The Winchester Mystery House
Sarah Winchester inherited a fortune built on rifles. Her husband William had been heir to the Winchester Repeating Arms Company, maker of "the gun that won the West."

When he died of tuberculosis in 1881, she received roughly $20 million and half the company's profits—about $1,000 a day for the rest of her life. She was 42 years old, had already lost an infant daughter, and now found herself alone with more money than she could reasonably spend.
In 1886, she moved to California for her health and bought an eight-room farmhouse in San Jose. Then she started building. For the next 36 years, until her death in 1922, construction never stopped. Workers labored in shifts, hammers falling day and night. She designed every addition herself, without an architect, sketching plans on napkins and scraps of paper.

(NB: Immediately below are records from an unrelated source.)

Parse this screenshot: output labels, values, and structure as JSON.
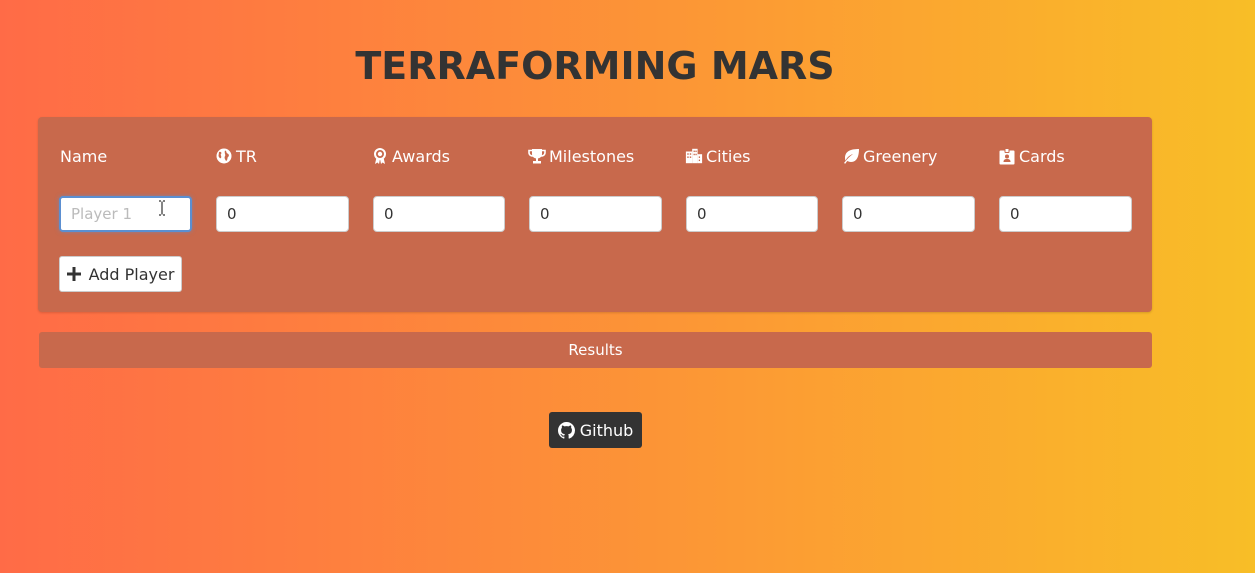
{
  "app": {
    "title": "TERRAFORMING MARS"
  },
  "table": {
    "columns": [
      {
        "label": "Name",
        "icon": ""
      },
      {
        "label": "TR",
        "icon": "globe-icon"
      },
      {
        "label": "Awards",
        "icon": "award-icon"
      },
      {
        "label": "Milestones",
        "icon": "trophy-icon"
      },
      {
        "label": "Cities",
        "icon": "city-icon"
      },
      {
        "label": "Greenery",
        "icon": "leaf-icon"
      },
      {
        "label": "Cards",
        "icon": "id-card-icon"
      }
    ],
    "row": {
      "name_placeholder": "Player 1",
      "name_value": "",
      "tr": "0",
      "awards": "0",
      "milestones": "0",
      "cities": "0",
      "greenery": "0",
      "cards": "0"
    },
    "add_player_label": "Add Player"
  },
  "results": {
    "label": "Results"
  },
  "footer": {
    "github_label": "Github",
    "github_icon": "github-icon"
  },
  "colors": {
    "panel": "#c8694c",
    "title": "#333333",
    "github_button": "#333333",
    "gradient_start": "#ff6b47",
    "gradient_end": "#f8be27"
  }
}
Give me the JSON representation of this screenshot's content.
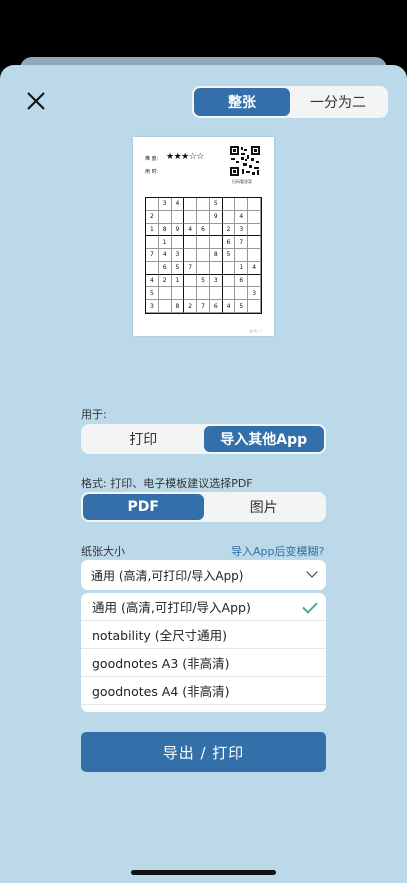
{
  "layout_toggle": {
    "options": [
      "整张",
      "一分为二"
    ],
    "active": 0
  },
  "preview": {
    "difficulty_label": "难 度:",
    "difficulty_stars": "★★★☆☆",
    "time_label": "用 时:",
    "qr_caption": "扫码看答案",
    "footer": "第1页 / 1",
    "grid": [
      [
        "",
        "3",
        "4",
        "",
        "",
        "5",
        "",
        "",
        ""
      ],
      [
        "2",
        "",
        "",
        "",
        "",
        "9",
        "",
        "4",
        ""
      ],
      [
        "1",
        "8",
        "9",
        "4",
        "6",
        "",
        "2",
        "3",
        ""
      ],
      [
        "",
        "1",
        "",
        "",
        "",
        "",
        "6",
        "7",
        ""
      ],
      [
        "7",
        "4",
        "3",
        "",
        "",
        "8",
        "5",
        "",
        ""
      ],
      [
        "",
        "6",
        "5",
        "7",
        "",
        "",
        "",
        "1",
        "4"
      ],
      [
        "4",
        "2",
        "1",
        "",
        "5",
        "3",
        "",
        "6",
        ""
      ],
      [
        "5",
        "",
        "",
        "",
        "",
        "",
        "",
        "",
        "3"
      ],
      [
        "3",
        "",
        "8",
        "2",
        "7",
        "6",
        "4",
        "5",
        ""
      ]
    ]
  },
  "use_section": {
    "label": "用于:",
    "options": [
      "打印",
      "导入其他App"
    ],
    "active": 1
  },
  "format_section": {
    "label": "格式: 打印、电子模板建议选择PDF",
    "options": [
      "PDF",
      "图片"
    ],
    "active": 0
  },
  "paper_section": {
    "label": "纸张大小",
    "help_link": "导入App后变模糊?",
    "selected": "通用 (高清,可打印/导入App)",
    "options": [
      "通用 (高清,可打印/导入App)",
      "notability (全尺寸通用)",
      "goodnotes A3 (非高清)",
      "goodnotes A4 (非高清)"
    ],
    "checked_index": 0
  },
  "export_label": "导出 / 打印",
  "colors": {
    "accent": "#336fa9",
    "sheet_bg": "#bcd9ea",
    "check": "#4aa89a"
  }
}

The house grew into something strange. Staircases that climb to ceilings and stop. Doors that open onto walls or two-story drops into the garden. Windows built into floors. Hallways that loop back on themselves. By some counts, the finished mansion contained 160 rooms, 47 fireplaces, 10,000 windows, and 6 kitchens. Before the 1906 earthquake knocked off its top floors, it stood seven stories tall.
The popular story is that a medium told Sarah the spirits of everyone killed by Winchester rifles were haunting her, and that she built the maze to confuse them. It makes for good marketing—the house has been a tourist attraction since 1923—but people who actually knew her described a sharp, practical woman with a talent for financial management. She wasn't confused. She was building.
Some of her innovations were ahead of their time. Wool insulation. A floating foundation that helped the house survive the earthquake. Indoor plumbing with a working shower. A conservatory designed so all the plants could be watered at once, with drainage running down to the kitchen for reuse. She installed pillars upside down because she believed they'd bear weight better that way.
Maybe she was eccentric. Maybe she just had money, time, and opinions about architecture. The construction stopped the day she died, and the house has stood as she left it ever since.